Site icon Joy Neal Kidney

Farm Kids and Chores, 100 Years Ago

Farm kids certainly learned to do hard work in earlier decades, and to contribute to the family when they were young. Here are Donald and Delbert riding a machine pulled by a team of horses. You can be sure that their dad, Clabe Wilson, rigged up the horses for them.

He would have been a patient teacher about turning the horses at the end of a row and watching the field to make sure the weeder didn’t tear out any of the precious corn plants.

Check the photos for the boys’ doing fieldwork barefoot!
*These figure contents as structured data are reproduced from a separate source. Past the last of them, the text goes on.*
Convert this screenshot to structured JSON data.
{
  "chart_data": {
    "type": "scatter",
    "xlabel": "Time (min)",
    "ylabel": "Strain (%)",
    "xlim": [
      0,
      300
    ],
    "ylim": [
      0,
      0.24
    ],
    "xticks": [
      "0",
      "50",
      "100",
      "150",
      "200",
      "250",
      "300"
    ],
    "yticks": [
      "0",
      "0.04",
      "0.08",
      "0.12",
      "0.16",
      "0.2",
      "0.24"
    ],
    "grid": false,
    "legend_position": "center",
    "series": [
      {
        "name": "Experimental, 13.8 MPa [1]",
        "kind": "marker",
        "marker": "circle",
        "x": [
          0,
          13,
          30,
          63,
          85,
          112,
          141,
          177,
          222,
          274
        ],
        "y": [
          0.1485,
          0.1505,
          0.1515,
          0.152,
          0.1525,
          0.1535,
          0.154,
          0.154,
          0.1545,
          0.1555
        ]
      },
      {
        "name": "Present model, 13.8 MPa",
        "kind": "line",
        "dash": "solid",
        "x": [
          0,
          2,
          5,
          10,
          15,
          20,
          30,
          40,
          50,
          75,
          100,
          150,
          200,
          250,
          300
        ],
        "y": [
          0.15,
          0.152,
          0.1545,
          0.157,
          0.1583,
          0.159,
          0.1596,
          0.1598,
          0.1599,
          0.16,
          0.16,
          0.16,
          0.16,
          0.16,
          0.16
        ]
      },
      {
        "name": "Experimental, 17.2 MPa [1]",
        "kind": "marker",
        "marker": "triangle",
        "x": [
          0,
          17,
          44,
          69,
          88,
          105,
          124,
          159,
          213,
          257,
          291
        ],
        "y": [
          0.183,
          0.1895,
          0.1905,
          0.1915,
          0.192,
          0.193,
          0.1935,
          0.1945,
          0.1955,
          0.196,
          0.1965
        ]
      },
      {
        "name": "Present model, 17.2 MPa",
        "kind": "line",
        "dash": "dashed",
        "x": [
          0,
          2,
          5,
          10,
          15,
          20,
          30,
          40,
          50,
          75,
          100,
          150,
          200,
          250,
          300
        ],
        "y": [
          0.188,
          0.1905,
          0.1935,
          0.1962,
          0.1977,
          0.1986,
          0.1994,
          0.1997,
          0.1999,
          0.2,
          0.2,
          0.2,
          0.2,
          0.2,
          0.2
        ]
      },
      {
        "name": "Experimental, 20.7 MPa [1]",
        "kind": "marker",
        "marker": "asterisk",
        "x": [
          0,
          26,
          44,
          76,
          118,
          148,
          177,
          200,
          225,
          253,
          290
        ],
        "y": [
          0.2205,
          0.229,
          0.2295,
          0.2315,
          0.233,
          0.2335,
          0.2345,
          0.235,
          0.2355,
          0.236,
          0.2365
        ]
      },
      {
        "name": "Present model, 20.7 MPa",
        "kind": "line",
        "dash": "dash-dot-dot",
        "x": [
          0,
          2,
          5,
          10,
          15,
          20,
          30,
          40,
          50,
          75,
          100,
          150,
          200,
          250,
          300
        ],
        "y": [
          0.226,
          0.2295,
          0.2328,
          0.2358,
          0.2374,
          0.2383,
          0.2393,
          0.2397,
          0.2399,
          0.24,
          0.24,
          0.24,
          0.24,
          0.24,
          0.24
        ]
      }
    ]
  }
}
Donald Wilson, not yet 9 years old, running the weeder over the cornfield. SE of Dexter, Iowa, June 5, 1925
Delbert Wilson, just turned 10, also weeding corn. SE of Dexter, June 5, 1925
Taken on Delbert’s 10th birthday, June 3, 1925

But I’ll bet that Clabe Wilson kept an eye on his sons as they weeded the corn, then helped them unhitch the horses and taught them how to tend to the hot and sweaty horses.

I’m going through Leora Wilson’s memoirs, which she wrote decades later. She told about chores when she was a child. Like Delbert, she was the oldest of several children.

Her brothers Merl and Wayne plowed corn when they were 6 and 7, even younger than Delbert and Donald. Wayne drove the team while Merl handled the plow to cultivate corn, she said. “We were all taught to work early in life–a good thing, and we took pride in it.”

Can you imagine kids these days doing much more than mowing the lawn and caring for a pet?